EXTRACT

 

Having placed in my mouth sufficient bread for three minutes' chewing, I withdrew my powers of sensual perception and retired into the privacy of my mind, my eyes and face assuming a vacant and preoccupied expression. I reflected on the subject of my spare-time literary activities. One beginning and one ending for a book was a thing I did not agree with. A good book may have three openings entirely dissimilar and inter-related only in the prescience of the author, or for that matter one hundred times as many endings.  

  I hurt a tooth in the corner of my jaw with a lump of the crust I was eating. This recalled me too the perception of my surroundings.

It is a great pity, observed my uncle, that you don't apply yourself more to your studies. The dear knows your father worked hard enough for the money he is laying on your education. Tell me this, do you ever opened a book at all?
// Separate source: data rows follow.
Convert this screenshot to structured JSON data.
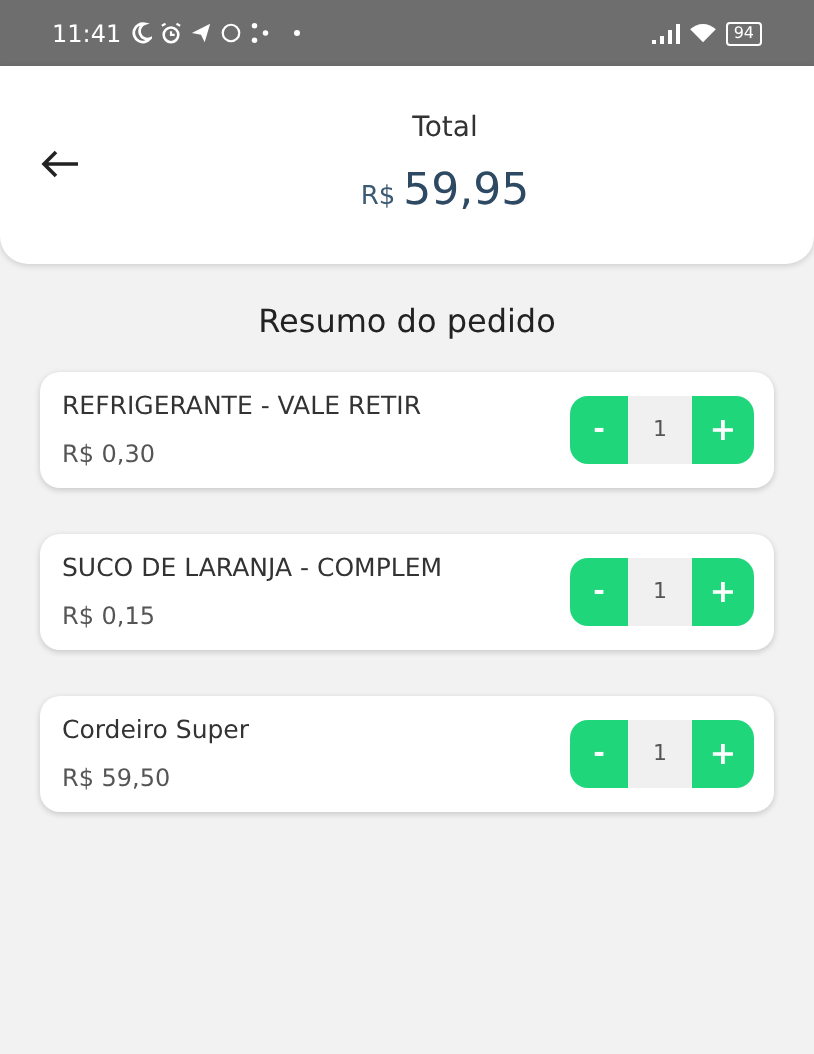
{
  "status_bar": {
    "time": "11:41",
    "battery": "94"
  },
  "header": {
    "label": "Total",
    "currency": "R$",
    "amount": "59,95"
  },
  "section_title": "Resumo do pedido",
  "items": [
    {
      "name": "REFRIGERANTE - VALE RETIR",
      "price": "R$ 0,30",
      "quantity": "1",
      "minus": "-",
      "plus": "+"
    },
    {
      "name": "SUCO DE LARANJA - COMPLEM",
      "price": "R$ 0,15",
      "quantity": "1",
      "minus": "-",
      "plus": "+"
    },
    {
      "name": "Cordeiro Super",
      "price": "R$ 59,50",
      "quantity": "1",
      "minus": "-",
      "plus": "+"
    }
  ]
}
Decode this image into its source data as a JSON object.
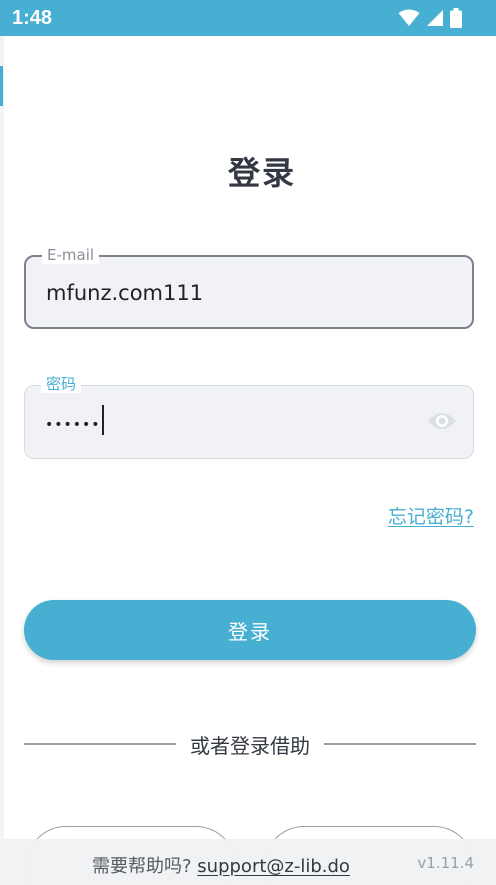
{
  "status_bar": {
    "time": "1:48",
    "icons": [
      "wifi-icon",
      "signal-icon",
      "battery-icon"
    ],
    "color": "#47afd2"
  },
  "login": {
    "title": "登录",
    "email": {
      "label": "E-mail",
      "value": "mfunz.com111"
    },
    "password": {
      "label": "密码",
      "masked_value": "••••••"
    },
    "forgot_link": "忘记密码?",
    "submit_label": "登录",
    "divider_text": "或者登录借助"
  },
  "footer": {
    "help_prefix": "需要帮助吗?",
    "support_email": "support@z-lib.do",
    "version": "v1.11.4"
  },
  "colors": {
    "accent": "#47afd2",
    "text": "#333842",
    "field_bg": "#f1f2f5"
  }
}
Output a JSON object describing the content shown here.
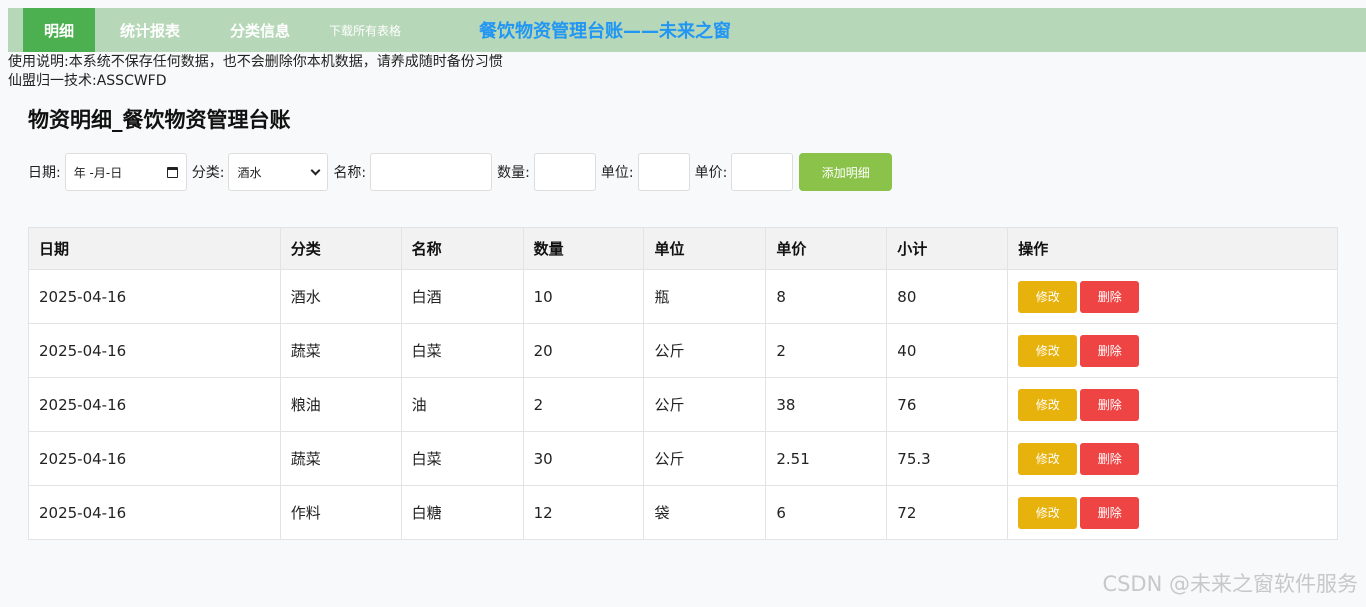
{
  "nav": {
    "tabs": [
      {
        "label": "明细"
      },
      {
        "label": "统计报表"
      },
      {
        "label": "分类信息"
      }
    ],
    "download_label": "下载所有表格",
    "app_title": "餐饮物资管理台账——未来之窗"
  },
  "notice": {
    "line1": "使用说明:本系统不保存任何数据，也不会删除你本机数据，请养成随时备份习惯",
    "line2": "仙盟归一技术:ASSCWFD"
  },
  "page_title": "物资明细_餐饮物资管理台账",
  "form": {
    "date_label": "日期:",
    "date_placeholder": "年 -月-日",
    "category_label": "分类:",
    "category_selected": "酒水",
    "name_label": "名称:",
    "qty_label": "数量:",
    "unit_label": "单位:",
    "price_label": "单价:",
    "add_label": "添加明细"
  },
  "table": {
    "headers": [
      "日期",
      "分类",
      "名称",
      "数量",
      "单位",
      "单价",
      "小计",
      "操作"
    ],
    "edit_label": "修改",
    "delete_label": "删除",
    "rows": [
      [
        "2025-04-16",
        "酒水",
        "白酒",
        "10",
        "瓶",
        "8",
        "80"
      ],
      [
        "2025-04-16",
        "蔬菜",
        "白菜",
        "20",
        "公斤",
        "2",
        "40"
      ],
      [
        "2025-04-16",
        "粮油",
        "油",
        "2",
        "公斤",
        "38",
        "76"
      ],
      [
        "2025-04-16",
        "蔬菜",
        "白菜",
        "30",
        "公斤",
        "2.51",
        "75.3"
      ],
      [
        "2025-04-16",
        "作料",
        "白糖",
        "12",
        "袋",
        "6",
        "72"
      ]
    ]
  },
  "watermark": "CSDN @未来之窗软件服务"
}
  I surveyed my uncle in a sullen manner. He speared a portion of cooked rasher against a crust on the prongs of his fork and poised the whole at the opening of his mouth in a token of continued interrogation.

  I do, I replied.

  He put the point of his fork into the interior of his mouth and withdrew it again, chewing in a coarse manner.

  Well faith, he said, I never see you at it. I never see you at your studies at all.

  I work in my bedroom, I answered.  

  Whether in or out, I always kept the door of my bedroom locked. This made my movements a matter of some secrecy and enabled me to spend an inclement day in bed without disturbing my uncle’s assumption that I had gone to the College to attend to my studies. A contemplative life has always been suitable to my disposition. I was accustomed to stretch myself for many hours upon my bed, thinking and smoking there. I rarely undressed and my inexpensive suit was not the better for the use I gave it, but I found that a brisk application with a coarse brush before going out would redeem it somewhat without quite dispelling the curious bedroom smell which clung to my person and which was frequently the subject of humorous or other comment on the part of my friends and acquaintances.